Тизен поднялся с кресла и подошёл к окну. На пустынной площади перед стадионом стояли лишь несколько полицейских да небольшие стайки голубей перелетали с места на место в поисках пищи. Не поворачивая головы, он сказал:
— Ещё более худший вариант, если они попытаются въехать в толпу на выходе и там взорвать машины… Вот уж тогда действительно будет национальная катастрофа… Если мы засекли его, то в любом случае он как-то должен контролировать их, а значит через мобильный телефон попытается выйти на связь. Дайте команду заблокировать его номер и начать операцию по обезвреживанию… У нас нет другого выхода.
— Пожалуй ты прав… У нас осталось двадцать минут. Если твои ребята готовы — давай! Я дам команду, чтобы заблокировали его номер.
Они втроём — Хольман, командир и Вальтер вышли из кабинета и направились по, казалось, бесконечному коридору в сектор, где расположились снайперы. Он находился на другой стороне стадиона.
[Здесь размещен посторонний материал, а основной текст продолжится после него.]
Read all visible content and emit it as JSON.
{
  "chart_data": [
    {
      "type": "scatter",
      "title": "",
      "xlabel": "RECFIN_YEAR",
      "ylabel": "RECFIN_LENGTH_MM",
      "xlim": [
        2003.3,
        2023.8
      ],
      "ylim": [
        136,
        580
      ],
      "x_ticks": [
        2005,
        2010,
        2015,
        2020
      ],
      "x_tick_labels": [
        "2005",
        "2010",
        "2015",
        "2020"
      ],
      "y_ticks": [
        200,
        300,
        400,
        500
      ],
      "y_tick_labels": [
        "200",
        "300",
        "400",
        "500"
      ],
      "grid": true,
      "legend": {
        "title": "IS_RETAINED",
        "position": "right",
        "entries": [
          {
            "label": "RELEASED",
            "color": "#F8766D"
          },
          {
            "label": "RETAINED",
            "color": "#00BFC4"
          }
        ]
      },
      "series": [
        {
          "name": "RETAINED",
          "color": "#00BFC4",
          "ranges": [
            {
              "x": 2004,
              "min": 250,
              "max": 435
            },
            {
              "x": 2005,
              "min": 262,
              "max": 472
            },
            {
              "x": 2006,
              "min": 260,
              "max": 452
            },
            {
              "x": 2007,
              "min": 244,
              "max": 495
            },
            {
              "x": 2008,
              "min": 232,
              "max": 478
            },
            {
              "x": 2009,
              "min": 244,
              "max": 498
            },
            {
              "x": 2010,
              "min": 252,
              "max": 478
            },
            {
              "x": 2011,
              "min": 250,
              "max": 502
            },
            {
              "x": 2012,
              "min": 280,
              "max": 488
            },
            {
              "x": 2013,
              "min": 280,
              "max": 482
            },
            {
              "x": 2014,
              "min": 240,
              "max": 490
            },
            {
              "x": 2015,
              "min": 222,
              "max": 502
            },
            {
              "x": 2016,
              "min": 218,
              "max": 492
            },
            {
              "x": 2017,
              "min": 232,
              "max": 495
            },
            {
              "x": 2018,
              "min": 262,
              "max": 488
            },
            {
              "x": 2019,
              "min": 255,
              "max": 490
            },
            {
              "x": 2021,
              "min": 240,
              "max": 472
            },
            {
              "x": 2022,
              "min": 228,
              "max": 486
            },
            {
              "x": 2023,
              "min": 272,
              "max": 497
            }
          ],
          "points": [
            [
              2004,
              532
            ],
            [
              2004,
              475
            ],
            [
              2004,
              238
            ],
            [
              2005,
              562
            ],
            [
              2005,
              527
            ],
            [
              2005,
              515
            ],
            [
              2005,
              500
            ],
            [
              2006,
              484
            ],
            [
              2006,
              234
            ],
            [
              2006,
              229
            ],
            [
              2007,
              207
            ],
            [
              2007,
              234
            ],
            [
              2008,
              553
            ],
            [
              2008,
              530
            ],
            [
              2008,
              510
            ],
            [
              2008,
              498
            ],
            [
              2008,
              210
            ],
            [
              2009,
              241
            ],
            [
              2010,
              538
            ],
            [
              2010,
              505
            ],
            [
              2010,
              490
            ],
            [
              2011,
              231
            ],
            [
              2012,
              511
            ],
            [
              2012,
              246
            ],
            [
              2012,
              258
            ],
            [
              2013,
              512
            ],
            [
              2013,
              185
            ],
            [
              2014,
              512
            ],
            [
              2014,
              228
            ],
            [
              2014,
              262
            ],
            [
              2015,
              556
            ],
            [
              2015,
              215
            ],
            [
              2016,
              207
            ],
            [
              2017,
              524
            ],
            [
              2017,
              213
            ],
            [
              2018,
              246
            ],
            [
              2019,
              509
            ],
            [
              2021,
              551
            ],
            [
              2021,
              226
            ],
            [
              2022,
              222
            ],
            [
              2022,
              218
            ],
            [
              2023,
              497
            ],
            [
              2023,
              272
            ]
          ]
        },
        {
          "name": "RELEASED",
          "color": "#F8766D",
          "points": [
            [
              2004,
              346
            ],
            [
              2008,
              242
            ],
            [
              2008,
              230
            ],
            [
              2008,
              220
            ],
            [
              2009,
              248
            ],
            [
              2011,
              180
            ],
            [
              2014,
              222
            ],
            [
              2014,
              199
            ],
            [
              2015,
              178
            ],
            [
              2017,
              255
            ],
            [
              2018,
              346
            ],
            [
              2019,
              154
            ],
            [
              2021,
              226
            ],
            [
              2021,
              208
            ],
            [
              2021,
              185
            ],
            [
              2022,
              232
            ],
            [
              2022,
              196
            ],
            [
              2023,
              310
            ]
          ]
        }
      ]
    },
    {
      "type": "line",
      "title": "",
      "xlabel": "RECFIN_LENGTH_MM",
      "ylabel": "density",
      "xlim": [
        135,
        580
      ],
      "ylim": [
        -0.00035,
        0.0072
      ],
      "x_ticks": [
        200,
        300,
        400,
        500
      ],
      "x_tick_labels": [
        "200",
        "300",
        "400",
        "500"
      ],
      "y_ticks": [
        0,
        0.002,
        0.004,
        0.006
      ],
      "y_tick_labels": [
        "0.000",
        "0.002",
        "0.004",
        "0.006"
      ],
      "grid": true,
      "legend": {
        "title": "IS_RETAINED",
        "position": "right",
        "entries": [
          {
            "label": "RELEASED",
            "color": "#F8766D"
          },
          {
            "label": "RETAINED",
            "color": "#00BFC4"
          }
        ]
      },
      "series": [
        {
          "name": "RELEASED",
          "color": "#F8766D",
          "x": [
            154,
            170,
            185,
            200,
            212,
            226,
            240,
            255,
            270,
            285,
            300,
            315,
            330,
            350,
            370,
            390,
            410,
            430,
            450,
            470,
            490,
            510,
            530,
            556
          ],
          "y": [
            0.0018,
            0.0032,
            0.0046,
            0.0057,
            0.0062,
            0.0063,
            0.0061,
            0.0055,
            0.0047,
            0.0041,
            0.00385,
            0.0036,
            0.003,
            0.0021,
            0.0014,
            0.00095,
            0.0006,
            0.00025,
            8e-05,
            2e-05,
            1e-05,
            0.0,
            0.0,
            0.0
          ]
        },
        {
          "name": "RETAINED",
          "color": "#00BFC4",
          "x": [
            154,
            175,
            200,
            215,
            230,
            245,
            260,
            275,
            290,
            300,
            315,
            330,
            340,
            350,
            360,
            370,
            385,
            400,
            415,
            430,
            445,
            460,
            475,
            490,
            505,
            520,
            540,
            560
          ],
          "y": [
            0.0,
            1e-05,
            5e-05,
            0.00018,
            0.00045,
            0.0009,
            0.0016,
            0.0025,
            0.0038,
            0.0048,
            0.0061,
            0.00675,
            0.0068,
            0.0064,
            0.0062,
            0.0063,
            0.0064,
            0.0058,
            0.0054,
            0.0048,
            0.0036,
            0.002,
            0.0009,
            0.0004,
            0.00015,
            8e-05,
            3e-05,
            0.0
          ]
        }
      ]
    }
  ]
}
Шум трибун заглушал их шаги, но Вальтеру казалось, что он идёт по металлическому помосту, словно на эшафот и шаги его раздаются по всему стадиону, вызывая гул возмущения и презрения присутствующих. Но шёл он не как осуждённый, вызвавший этот праведный гнев, а как презренный палач нарядившийся в тогу судьи и медленно идущий к месту провозглашения приговора, над которым всегда нависала богиня правосудия на весах которой сейчас были, с одной стороны — жизни десятков тысяч ничего не подозревающих мужчин, женщин, детей — граждан его страны, которых он призван защищать, а с другой — жизни шести совсем ещё молодых, ничего не познавших в этой жизни мальчишек, но тоже чьих-то детей, и которых он приговорил к смерти только за то, что они фанатично верили в возможность мести таким же людям, но которые жили в другой стране и по иным законам.
Они подошли к сектору, из которого хорошо просматривалась стоянка машин технического обслуживания стадиона. Витражи от пола до потолка играли солнечными бликами на противоположной стене. Подойдя к ограждениям, остановились.
— Дальше нельзя. Нас могут заметить…. да и ребятам ни к чему, — командир подал Вальтеру бинокль.
Почти прямо перед ними, на забитой разными машинами площадке, в первом ряду, стояли шесть уборочных агрегатов фирмы «Аузер». В кабинах машин Вальтер ясно увидел сидевших за рулём людей. Он несколько раз провёл биноклем по кабинам машин, но ничего настораживающего не заметил.